Here are the average-case execution times:
Dataset | File Size | Rows | Cols | Time |
---|---|---|---|---|
Demographic Statistics By Zip Code | 27 KB | 237 | 46 | 0.026s |
Simple 3-column CSV | 14.1 MB | 761,817 | 3 | 0.523s |
Majestic Million | 77.7 MB | 1,000,000 | 12 | 1.972s |
Crimes 2001 - Present | 1.50 GB | 6,846,406 | 22 | 32.411s |
Simply include writer.hpp and you’re good to go.
#include <csv/writer.hpp>
To start writing CSV files, create a csv::Writer
object and provide a filename:
csv::Writer foo("test.csv");
Constructing a writer spawns a worker thread that is ready to start writing rows. Using .configure_dialect
, configure the dialect to be used by the writer. This is where you can specify the column names:
foo.configure_dialect()
.delimiter(", ")
.column_names("a", "b", "c");
Now it’s time to write rows.

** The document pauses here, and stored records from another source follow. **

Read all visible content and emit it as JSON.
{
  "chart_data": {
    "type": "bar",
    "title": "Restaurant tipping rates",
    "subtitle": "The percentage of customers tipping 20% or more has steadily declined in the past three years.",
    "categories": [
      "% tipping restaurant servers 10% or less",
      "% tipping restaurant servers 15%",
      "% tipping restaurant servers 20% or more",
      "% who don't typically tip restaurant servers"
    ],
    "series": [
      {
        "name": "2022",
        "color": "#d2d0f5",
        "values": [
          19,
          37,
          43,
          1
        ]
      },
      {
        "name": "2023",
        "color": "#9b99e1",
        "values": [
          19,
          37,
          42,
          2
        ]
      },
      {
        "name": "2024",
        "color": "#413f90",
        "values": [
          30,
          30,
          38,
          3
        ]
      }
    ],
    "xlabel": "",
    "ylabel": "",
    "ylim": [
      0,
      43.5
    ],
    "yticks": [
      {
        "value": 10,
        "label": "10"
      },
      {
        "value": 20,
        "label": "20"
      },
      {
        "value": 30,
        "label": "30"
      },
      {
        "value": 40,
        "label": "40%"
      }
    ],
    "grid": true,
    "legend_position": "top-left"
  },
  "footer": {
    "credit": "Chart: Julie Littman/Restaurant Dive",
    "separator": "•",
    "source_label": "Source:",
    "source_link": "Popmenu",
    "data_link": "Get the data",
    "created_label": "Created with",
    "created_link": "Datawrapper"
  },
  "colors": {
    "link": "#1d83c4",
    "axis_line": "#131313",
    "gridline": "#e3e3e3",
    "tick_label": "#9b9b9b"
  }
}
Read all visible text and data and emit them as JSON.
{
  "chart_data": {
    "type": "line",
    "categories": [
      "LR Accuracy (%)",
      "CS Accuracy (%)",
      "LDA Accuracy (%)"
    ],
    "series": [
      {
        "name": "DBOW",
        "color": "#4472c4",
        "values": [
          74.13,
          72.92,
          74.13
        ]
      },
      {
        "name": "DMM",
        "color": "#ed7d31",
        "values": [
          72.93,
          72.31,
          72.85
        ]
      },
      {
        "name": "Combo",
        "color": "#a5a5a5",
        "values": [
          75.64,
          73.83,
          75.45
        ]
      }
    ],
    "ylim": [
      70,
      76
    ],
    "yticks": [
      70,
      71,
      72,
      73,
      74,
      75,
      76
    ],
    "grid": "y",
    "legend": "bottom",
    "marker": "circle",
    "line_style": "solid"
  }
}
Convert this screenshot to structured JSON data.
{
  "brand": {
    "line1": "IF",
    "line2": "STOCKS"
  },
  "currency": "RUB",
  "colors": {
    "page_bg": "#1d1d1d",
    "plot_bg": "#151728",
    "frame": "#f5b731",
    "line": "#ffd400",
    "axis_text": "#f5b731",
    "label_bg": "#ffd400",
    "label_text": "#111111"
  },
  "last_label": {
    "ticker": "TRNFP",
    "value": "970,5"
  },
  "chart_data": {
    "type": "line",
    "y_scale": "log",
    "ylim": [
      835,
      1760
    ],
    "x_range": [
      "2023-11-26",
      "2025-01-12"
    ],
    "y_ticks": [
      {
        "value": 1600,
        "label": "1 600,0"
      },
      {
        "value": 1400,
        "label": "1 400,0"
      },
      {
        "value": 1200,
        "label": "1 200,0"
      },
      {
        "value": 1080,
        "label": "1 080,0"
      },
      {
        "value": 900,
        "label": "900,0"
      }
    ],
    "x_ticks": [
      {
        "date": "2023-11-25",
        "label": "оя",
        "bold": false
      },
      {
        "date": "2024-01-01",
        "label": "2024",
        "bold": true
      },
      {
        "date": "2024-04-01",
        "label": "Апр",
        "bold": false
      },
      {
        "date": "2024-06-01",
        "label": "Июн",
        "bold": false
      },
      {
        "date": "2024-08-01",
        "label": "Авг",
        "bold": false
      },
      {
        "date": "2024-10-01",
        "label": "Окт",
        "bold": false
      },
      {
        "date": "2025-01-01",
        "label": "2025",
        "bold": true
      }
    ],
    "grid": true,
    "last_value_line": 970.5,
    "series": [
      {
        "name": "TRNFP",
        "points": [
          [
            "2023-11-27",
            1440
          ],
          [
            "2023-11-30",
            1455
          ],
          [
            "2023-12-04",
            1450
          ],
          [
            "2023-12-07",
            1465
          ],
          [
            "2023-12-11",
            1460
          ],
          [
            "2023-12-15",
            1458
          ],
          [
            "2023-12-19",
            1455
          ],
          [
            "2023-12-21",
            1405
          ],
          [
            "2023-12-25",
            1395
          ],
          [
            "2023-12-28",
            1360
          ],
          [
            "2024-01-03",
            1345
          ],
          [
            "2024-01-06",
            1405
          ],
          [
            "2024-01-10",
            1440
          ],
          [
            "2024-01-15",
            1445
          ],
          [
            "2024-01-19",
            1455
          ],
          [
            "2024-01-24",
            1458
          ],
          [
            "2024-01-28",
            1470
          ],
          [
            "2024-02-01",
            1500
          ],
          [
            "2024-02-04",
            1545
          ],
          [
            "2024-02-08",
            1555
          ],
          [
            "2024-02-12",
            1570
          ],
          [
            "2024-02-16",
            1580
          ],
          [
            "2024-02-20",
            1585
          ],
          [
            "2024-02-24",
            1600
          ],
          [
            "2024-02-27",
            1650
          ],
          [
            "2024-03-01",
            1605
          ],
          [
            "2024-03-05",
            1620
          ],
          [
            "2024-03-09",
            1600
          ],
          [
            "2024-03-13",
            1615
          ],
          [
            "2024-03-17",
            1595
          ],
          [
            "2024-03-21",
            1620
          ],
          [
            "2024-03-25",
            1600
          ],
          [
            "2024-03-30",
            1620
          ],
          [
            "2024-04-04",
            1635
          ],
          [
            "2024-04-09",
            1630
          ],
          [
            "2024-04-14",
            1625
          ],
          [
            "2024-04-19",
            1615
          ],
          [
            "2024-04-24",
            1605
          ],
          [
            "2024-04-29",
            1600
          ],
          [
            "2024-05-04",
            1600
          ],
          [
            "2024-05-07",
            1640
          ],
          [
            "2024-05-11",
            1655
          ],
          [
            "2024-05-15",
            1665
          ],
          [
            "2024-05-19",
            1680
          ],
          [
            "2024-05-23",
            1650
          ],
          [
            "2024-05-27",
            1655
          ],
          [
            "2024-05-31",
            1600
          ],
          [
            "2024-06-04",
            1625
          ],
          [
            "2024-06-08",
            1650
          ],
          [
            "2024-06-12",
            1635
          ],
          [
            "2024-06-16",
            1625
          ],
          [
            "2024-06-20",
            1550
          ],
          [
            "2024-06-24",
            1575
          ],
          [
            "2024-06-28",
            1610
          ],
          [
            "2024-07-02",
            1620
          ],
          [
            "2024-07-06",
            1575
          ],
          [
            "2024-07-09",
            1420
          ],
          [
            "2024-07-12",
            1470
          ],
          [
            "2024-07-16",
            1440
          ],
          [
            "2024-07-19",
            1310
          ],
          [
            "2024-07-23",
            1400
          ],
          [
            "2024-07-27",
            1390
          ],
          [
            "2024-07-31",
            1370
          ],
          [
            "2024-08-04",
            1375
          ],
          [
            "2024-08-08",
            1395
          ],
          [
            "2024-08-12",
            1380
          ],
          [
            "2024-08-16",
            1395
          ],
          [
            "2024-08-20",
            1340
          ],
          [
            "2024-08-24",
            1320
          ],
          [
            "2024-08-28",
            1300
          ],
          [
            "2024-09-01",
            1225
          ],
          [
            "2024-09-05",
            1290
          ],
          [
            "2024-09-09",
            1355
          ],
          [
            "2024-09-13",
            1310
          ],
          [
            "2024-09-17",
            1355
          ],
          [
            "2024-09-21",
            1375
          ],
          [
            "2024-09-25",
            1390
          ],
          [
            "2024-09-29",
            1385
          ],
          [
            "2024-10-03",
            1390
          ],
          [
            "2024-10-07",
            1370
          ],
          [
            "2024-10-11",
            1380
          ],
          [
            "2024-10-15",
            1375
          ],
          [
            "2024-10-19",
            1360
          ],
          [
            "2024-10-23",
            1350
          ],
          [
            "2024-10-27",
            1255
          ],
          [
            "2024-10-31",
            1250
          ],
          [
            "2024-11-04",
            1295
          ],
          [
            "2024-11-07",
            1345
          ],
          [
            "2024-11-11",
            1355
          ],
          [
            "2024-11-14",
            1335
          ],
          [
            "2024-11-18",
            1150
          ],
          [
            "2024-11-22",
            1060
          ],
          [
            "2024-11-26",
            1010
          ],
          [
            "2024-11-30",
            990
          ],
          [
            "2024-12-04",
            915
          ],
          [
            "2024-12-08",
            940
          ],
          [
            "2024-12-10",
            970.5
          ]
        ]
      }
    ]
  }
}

You can do this in multiple ways:
foo.write_row("1", "2", "3"); // parameter packing
foo.write_row({"4", "5", "6"}); // std::vector
foo.write_row(std::map<std::string, std::string>{ // std::map
{"a", "7"}, {"b", "8"}, {"c", "9"} });
foo.write_row(std::unordered_map<std::string, std::string>{ // std::unordered_map
{"a", "7"}, {"b", "8"}, {"c", "9"} });
foo.write_row(csv::unordered_flat_map<std::string, std::string>{ // csv::unordered_flat_map
{"a", "7"}, {"b", "8"}, {"c", "9"} });
You can also omit one or more values dynamically when using maps:
foo.write_row(std::map<std::string, std::string>{ // std::map
{"a", "7"}, {"c", "9"} }); // omitting "b"
foo.write_row(std::unordered_map<std::string, std::string>{ // std::unordered_map
{"b", "8"}, {"c", "9"} }); // omitting "a"
foo.write_row(csv::unordered_flat_map<std::string, std::string>{ // csv::unordered_flat_map
{"a", "7"}, {"b", "8"} }); // omitting "c"
Finally, once you’re done writing rows, call .close()
to stop the worker thread and close the file stream.
foo.close();
Here’s an example writing 3 million lines of CSV to a file:
csv::Writer foo("test.csv");
foo.configure_dialect()
.delimiter(", ")
.column_names("a", "b", "c");
for (long i = 0; i < 3000000; i++) {
auto x = std::to_string(i % 100);
auto y = std::to_string((i + 1) % 100);
auto z = std::to_string((i + 2) % 100);
foo.write_row(x, y, z);
}
foo.close();
The above code takes about 1.8 seconds to execute on my Surface Pro 4.
Contributions are welcome, have a look at the CONTRIBUTING.md document for more information.
git clone https://github.com/p-ranav/csv.git
cd csv
git submodule update --init --recursive
mkdir build
cd build
cmake .. -DCSV_BUILD_TESTS=ON
cmake --build . --config Debug
ctest --output-on-failure -C Debug
git clone https://github.com/p-ranav/csv.git
cd csv
mkdir build
cd build
cmake ../.
sudo make install
The project is available under the MIT license.